O'NEILL: It's lunchtime on a spring break afternoon. Stephanie Packer of Orange, Calif., is crowded in the kitchen with her four children - 11-year-old Brian, 10-year-old Scarlett, eight-year-old Jacob and five-year-old Savannah.
STEPHANIE PACKER: Do you want to help?
JACOB: I do.
S. PACKER: You have to wash your hands if you want to help.
O'NEILL: She directs the chaos as the kids vie for their chance to help Mom make chicken salad sandwiches. For Packer, these are cherished moments. In 2012, after she suffered a series of debilitating lung infections, her doctor told her she had scleroderma. It can cause fatal hardening of the skin and other organs and had settled in her lungs.
S. PACKER: And I said, OK, well, what does this mean for me? And he said, well, you have about three years left to live.
O'NEILL: For Packer, the illness requires nearly full-time oxygen. She's also in pain and takes a variety of medications for it and a slew of other related conditions. Some days, she says, are good. Others are consumed by low energy and pain that only sleep can relieve.
S. PACKER: For my kids, I need to be able to control the pain because that's what concerns them the most.
O'NEILL: Packer was 29 when she got her terminal diagnosis, the same age as Brittany Maynard. But unlike Maynard, Packer says physician-assisted suicide will never be an option for her.
S. PACKER: Wanting the pain to stop, wanting the humiliating side effects to go away - that's absolutely natural. And I've absolutely been there, and I still get there some days. But I don't get to that point of wanting to end it all because I do have the tools to understand that today is a horrible day, but tomorrow doesn't have to be.
O'NEILL: She and husband Brian are devout Catholics. They agree with their church that doctors should never hasten death, even, Brian, says in the face of a challenging, incurable disease.
BRIAN PACKER: God put us here on the Earth, and only God can take us away. And He has a master plan for us, and if suffering is part of that plan, which it seems to be, then so be it.
O'NEILL: The Packers also believe the California legislation and laws in five states where assisted suicide is legal create the potential for abuse. Pressure to end one's life, they fear, could become a dangerous norm, especially in a world where medical care so expensive.

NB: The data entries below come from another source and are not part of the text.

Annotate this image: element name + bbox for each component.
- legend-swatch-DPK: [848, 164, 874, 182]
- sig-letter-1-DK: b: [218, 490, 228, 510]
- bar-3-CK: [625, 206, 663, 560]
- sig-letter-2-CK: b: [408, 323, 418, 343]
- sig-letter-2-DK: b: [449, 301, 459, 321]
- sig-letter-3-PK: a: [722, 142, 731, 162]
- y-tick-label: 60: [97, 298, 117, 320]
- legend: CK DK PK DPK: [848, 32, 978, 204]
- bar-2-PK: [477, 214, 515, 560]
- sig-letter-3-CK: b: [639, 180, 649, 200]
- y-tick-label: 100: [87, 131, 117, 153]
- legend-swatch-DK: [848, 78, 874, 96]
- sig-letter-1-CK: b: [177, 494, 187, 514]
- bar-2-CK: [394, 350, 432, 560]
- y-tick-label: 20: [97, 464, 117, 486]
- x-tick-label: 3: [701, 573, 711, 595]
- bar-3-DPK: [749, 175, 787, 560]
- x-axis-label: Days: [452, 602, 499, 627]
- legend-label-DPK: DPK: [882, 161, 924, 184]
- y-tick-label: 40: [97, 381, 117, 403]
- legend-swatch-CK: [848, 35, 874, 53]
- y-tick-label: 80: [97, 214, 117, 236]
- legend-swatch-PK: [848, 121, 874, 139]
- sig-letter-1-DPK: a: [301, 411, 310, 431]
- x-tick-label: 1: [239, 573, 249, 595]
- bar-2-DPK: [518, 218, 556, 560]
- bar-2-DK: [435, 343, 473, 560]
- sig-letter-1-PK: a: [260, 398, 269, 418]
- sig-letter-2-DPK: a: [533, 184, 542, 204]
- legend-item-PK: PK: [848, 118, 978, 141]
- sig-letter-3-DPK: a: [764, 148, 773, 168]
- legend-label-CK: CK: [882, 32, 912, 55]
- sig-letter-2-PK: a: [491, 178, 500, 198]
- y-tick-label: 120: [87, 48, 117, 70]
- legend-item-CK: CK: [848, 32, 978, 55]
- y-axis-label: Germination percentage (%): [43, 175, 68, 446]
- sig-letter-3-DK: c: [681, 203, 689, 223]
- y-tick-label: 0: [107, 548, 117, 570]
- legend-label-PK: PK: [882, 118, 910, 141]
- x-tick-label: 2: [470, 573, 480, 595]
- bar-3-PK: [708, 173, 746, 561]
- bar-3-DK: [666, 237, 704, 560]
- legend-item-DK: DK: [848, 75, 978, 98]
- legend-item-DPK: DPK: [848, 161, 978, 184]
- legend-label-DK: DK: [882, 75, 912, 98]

Stephanie hopes terminally ill people will instead consider palliative medicine and hospice care.
S. PACKER: Death can be beautiful and peaceful, and it's a natural process that should be allowed to happen on its own.
O'NEILL: Even, she says, when it poses uncomfortable challenges. Brian's traded his full-time job at a lumber company for weekend handyman work so he can care for Stephanie and the children. The family moved into a smaller home, a two bedroom apartment they share with their dog and two pet geckos. Even so, Brian says life is good.
B. PACKER: I have four beautiful children. I get to spend more time with my wife that most husbands do.
O'NEILL: Stephanie agrees.
S. PACKER: My lungs are going to give out, which will make my heart give out. And I know that's it's going to happen sooner than I'd like and sooner than my family would like, but I'm not making that my focus. My focus is today.
O'NEILL: Stephanie Packer is hoping she can get a lung transplant that could give her a few more years, she says. In the meantime, this month marks three years since her doctor gave her three years to live, so every day, she says, is a blessing. For NPR News, I'm Stephanie O'Neill.